How to Install and Run DeepSeek-V3.1-Terminus GGUF

by Aditi Bindal | September 25, 2025

Ready to build cheaper?

Custom CPU plans from as little as $0.012/hour.

DeepSeek-V3.1 Terminus GGUF takes the capabilities of the acclaimed DeepSeek-V3.1 to the next level, offering a finely-tuned hybrid model designed for both reasoning and agentic tasks with remarkable precision. This update focuses on language consistency, significantly reducing mixed Chinese-English outputs and abnormal characters, while optimizing the performance of the Code Agent and Search Agent. Benchmark evaluations reflect notable improvements: from higher scores in MMLU-Pro (85.0), GPQA-Diamond (80.7), and Humanity’s Last Exam (21.7), to enhanced agentic tool use such as BrowseComp (38.5) and Terminal-bench (36.7). The search agent’s template and tool-set have also been refined, enabling more accurate, context-aware searches. With a robust structure identical to DeepSeek-V3.1 and an updated inference demo in the repository, the model empowers developers to run complex reasoning, coding, and search tasks locally, all while maintaining high efficiency through selective layer optimizations and precise attention mechanisms.
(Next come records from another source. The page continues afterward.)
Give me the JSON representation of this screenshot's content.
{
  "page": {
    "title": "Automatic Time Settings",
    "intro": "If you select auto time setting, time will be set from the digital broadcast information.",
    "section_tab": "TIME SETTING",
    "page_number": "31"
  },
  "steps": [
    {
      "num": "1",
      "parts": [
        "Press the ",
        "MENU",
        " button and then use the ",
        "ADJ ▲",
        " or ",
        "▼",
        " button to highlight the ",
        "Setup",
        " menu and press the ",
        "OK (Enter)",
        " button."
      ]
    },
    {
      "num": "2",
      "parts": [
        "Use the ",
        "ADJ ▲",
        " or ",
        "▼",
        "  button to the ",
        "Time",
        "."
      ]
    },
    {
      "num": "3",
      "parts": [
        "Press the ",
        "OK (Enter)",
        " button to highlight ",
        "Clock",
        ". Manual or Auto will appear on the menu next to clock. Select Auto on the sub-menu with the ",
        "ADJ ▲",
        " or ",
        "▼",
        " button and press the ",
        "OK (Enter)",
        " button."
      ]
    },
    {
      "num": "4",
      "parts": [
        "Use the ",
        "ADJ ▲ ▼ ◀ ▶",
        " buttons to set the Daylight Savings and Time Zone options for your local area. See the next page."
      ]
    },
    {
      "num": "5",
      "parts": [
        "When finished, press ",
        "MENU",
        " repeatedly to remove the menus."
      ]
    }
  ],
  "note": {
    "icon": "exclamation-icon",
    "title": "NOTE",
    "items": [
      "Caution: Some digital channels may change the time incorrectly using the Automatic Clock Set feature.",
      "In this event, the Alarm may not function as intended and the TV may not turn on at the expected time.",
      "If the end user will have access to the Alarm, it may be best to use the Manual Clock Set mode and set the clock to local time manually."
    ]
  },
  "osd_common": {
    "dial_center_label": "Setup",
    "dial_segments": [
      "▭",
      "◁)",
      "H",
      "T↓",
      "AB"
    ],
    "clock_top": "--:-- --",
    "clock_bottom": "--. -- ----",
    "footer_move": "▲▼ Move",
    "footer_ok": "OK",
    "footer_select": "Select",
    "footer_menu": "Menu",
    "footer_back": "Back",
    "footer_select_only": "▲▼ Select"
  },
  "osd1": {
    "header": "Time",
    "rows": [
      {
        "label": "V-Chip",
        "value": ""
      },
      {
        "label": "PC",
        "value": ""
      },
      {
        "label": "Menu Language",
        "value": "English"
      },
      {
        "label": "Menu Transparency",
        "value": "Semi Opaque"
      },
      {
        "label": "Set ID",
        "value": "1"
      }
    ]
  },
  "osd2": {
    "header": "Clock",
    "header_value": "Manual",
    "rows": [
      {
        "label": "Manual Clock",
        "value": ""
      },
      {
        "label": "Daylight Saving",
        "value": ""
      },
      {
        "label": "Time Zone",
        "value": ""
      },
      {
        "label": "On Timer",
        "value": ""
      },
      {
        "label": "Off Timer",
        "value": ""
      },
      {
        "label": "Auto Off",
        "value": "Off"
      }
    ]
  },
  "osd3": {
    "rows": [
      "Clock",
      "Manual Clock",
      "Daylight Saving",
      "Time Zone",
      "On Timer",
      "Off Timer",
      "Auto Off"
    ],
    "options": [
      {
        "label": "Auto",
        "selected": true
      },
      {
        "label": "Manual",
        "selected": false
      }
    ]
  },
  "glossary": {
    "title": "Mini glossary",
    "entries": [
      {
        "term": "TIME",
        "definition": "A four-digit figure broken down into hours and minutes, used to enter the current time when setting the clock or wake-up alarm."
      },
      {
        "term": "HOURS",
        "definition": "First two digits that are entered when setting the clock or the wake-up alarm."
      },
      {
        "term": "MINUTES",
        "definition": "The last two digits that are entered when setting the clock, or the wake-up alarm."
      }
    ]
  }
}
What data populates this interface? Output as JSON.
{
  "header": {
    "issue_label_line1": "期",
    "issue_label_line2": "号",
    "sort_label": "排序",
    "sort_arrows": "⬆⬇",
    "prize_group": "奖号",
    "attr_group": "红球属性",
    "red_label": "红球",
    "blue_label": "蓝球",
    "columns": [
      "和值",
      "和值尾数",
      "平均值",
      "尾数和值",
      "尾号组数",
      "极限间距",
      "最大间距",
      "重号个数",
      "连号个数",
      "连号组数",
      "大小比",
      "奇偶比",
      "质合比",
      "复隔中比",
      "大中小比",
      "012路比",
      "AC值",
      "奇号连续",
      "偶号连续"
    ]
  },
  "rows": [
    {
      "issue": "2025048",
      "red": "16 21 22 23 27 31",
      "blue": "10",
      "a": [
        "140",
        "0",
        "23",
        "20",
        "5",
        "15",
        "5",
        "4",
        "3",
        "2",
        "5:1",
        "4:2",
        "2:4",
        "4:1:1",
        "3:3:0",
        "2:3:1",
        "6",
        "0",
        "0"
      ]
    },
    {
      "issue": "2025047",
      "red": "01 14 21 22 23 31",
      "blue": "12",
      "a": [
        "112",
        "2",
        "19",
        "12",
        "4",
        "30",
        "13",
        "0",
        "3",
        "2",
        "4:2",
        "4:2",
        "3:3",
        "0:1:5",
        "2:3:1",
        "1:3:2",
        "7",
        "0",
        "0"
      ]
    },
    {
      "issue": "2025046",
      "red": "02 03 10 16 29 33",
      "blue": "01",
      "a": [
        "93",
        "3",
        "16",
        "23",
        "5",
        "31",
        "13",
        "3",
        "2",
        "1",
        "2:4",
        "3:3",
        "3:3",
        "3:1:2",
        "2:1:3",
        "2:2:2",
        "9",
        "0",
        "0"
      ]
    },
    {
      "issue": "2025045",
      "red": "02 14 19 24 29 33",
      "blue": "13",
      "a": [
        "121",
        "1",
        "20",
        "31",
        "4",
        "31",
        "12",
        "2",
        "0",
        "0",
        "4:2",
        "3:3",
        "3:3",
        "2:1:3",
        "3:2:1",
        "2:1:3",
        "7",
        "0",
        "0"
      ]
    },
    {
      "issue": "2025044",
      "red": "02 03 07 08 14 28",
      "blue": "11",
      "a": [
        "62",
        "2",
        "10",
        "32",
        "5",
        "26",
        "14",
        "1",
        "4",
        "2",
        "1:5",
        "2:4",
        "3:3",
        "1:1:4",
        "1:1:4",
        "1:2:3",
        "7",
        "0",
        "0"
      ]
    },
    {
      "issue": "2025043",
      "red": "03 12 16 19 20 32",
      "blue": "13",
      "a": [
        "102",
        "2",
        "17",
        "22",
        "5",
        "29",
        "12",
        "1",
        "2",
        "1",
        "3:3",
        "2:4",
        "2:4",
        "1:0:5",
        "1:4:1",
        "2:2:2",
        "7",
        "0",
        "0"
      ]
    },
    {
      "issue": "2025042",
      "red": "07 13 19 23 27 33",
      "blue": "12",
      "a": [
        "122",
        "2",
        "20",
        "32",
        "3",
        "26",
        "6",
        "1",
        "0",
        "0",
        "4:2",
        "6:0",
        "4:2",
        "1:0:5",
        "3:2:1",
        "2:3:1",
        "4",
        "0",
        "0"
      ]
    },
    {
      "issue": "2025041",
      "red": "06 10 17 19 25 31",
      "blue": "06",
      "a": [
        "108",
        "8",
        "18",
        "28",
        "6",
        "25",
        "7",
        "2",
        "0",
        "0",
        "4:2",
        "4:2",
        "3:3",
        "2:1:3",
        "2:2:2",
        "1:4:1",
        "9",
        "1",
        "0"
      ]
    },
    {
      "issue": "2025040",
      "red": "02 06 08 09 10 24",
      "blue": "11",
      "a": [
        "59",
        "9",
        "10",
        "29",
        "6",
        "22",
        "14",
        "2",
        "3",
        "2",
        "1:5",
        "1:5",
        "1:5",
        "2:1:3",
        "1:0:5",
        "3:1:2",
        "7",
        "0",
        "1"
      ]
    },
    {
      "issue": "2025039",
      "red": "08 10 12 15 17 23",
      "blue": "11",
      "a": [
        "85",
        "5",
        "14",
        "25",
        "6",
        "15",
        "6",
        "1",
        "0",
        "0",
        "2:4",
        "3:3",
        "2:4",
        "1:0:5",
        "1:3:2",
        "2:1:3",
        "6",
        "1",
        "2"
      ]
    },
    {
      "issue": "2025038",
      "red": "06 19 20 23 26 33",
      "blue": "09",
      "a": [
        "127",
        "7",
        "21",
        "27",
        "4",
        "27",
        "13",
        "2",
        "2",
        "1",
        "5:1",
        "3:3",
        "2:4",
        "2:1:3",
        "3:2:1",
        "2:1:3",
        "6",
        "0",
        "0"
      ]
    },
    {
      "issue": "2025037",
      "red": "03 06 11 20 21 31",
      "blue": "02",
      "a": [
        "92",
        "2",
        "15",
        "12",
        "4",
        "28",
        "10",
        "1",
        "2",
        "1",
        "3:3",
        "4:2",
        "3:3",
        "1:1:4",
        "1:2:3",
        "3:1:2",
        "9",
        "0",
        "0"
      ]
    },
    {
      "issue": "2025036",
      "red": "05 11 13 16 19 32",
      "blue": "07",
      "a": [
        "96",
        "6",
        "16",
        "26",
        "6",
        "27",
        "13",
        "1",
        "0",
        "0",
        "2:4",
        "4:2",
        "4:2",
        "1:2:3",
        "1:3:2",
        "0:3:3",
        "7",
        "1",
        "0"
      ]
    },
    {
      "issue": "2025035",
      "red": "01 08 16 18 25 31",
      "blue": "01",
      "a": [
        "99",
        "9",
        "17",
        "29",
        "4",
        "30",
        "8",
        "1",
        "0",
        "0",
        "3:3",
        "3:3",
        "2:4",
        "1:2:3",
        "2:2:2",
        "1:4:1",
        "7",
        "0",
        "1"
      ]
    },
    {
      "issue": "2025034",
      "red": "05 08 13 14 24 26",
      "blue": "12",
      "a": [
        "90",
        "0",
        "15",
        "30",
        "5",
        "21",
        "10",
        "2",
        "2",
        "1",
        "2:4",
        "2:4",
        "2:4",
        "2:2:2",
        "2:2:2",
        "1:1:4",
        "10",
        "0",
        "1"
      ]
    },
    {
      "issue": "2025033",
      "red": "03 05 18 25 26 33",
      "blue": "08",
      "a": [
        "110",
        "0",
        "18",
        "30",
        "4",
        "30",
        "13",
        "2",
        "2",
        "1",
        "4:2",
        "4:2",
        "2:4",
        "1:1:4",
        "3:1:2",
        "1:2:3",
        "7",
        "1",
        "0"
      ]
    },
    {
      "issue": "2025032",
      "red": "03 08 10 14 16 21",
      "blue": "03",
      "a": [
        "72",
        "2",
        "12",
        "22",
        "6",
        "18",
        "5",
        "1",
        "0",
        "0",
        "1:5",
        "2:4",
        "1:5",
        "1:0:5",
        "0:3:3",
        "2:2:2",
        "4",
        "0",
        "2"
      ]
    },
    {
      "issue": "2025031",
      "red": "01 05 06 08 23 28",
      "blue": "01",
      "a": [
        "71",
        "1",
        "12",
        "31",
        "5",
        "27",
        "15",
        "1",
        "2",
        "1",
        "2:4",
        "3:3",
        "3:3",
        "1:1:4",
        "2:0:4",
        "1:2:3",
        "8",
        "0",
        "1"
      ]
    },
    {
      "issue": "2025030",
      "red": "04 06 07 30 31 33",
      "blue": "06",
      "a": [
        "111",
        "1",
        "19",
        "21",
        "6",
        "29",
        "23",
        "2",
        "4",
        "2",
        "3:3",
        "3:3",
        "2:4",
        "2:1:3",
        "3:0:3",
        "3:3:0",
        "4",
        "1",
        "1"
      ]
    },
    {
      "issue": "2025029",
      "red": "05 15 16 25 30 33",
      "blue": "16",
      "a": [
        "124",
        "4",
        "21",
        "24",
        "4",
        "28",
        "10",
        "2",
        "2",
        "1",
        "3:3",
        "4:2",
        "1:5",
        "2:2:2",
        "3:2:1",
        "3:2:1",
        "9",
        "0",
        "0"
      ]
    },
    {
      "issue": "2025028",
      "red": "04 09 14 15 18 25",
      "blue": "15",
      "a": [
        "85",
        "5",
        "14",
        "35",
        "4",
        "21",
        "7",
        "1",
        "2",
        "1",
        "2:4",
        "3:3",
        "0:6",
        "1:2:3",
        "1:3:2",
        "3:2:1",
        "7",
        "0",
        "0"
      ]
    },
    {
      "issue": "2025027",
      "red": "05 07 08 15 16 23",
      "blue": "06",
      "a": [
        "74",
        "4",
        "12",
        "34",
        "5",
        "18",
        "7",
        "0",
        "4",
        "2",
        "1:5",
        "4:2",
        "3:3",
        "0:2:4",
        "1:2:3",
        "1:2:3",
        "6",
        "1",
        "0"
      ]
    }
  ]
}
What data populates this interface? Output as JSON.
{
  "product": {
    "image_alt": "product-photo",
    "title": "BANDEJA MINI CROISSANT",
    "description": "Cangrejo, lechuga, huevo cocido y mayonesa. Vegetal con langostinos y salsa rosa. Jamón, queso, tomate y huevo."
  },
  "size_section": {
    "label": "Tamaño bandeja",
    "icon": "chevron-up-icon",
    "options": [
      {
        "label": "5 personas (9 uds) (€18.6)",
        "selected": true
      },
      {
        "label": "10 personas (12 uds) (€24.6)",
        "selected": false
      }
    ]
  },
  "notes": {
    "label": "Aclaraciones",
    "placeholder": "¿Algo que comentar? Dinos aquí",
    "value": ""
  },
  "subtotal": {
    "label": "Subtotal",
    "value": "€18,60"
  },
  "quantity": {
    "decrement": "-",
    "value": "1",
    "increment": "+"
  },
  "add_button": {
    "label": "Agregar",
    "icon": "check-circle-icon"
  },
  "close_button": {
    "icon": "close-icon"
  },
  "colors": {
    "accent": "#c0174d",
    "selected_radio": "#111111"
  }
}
Getting started with DeepSeek-V3.1 Terminus GGUF is straightforward: this guide covers a comprehensive demo code and step-by-step instructions, you can quickly set up the model locally using LLaMA.cpp and quants made available by Unsloth. If you are building chat agents, code assistants, or research tools, this release provides the enhanced performance, reliable outputs, and versatile templates needed to integrate cutting-edge AI into your projects with ease.

Prerequisites

The system requirements for running DeepSeek-V3.1 are:

GPU: Multiple H100s or H200s (count may vary across different bits)
Storage: 1TB+ (preferable)
Nvidia Cuda installed.
Anaconda set up
Disk Space requirements depending on the type of model are as follows:

We recommend you to take a screenshot of this chart and save it somewhere to quickly look up to the disk space prerequisites before trying a specific bit quantized version.

For this article, we’ll download the 2.71-bit version (recommended).

Step-by-step process to install DeepSeek-V3.1-Terminus GGUF

For the purpose of this tutorial, we’ll use a GPU-powered Virtual Machine by NodeShift since it provides high compute Virtual Machines at a very affordable cost on a scale that meets GDPR, SOC2, and ISO27001 requirements. Also, it offers an intuitive and user-friendly interface, making it easier for beginners to get started with Cloud deployments. However, feel free to use any cloud provider of your choice and follow the same steps for the rest of the tutorial.

Step 1: Setting up a NodeShift Account

Visit app.nodeshift.com and create an account by filling in basic details, or continue signing up with your Google/GitHub account.

If you already have an account, login straight to your dashboard.

Step 2: Create a GPU Node

After accessing your account, you should see a dashboard (see image), now:

Navigate to the menu on the left side.
Click on the GPU Nodes option.

Click on Start to start creating your very first GPU node.

These GPU nodes are GPU-powered virtual machines by NodeShift. These nodes are highly customizable and let you control different environmental configurations for GPUs ranging from H100s to A100s, CPUs, RAM, and storage, according to your needs.

Step 3: Selecting configuration for GPU (model, region, storage)

For this tutorial, we’ll be using 2x H200 GPU, however, you can choose any GPU as per the prerequisites.
Similarly, we’ll opt for 5TB storage by sliding the bar. You can also select the region where you want your GPU to reside from the available ones.

Step 4: Choose GPU Configuration and Authentication method

After selecting your required configuration options, you’ll see the available GPU nodes in your region and according to (or very close to) your configuration. In our case, we’ll choose a 2x H200 140GB GPU node with 192vCPUs/504GB RAM/5TB SSD.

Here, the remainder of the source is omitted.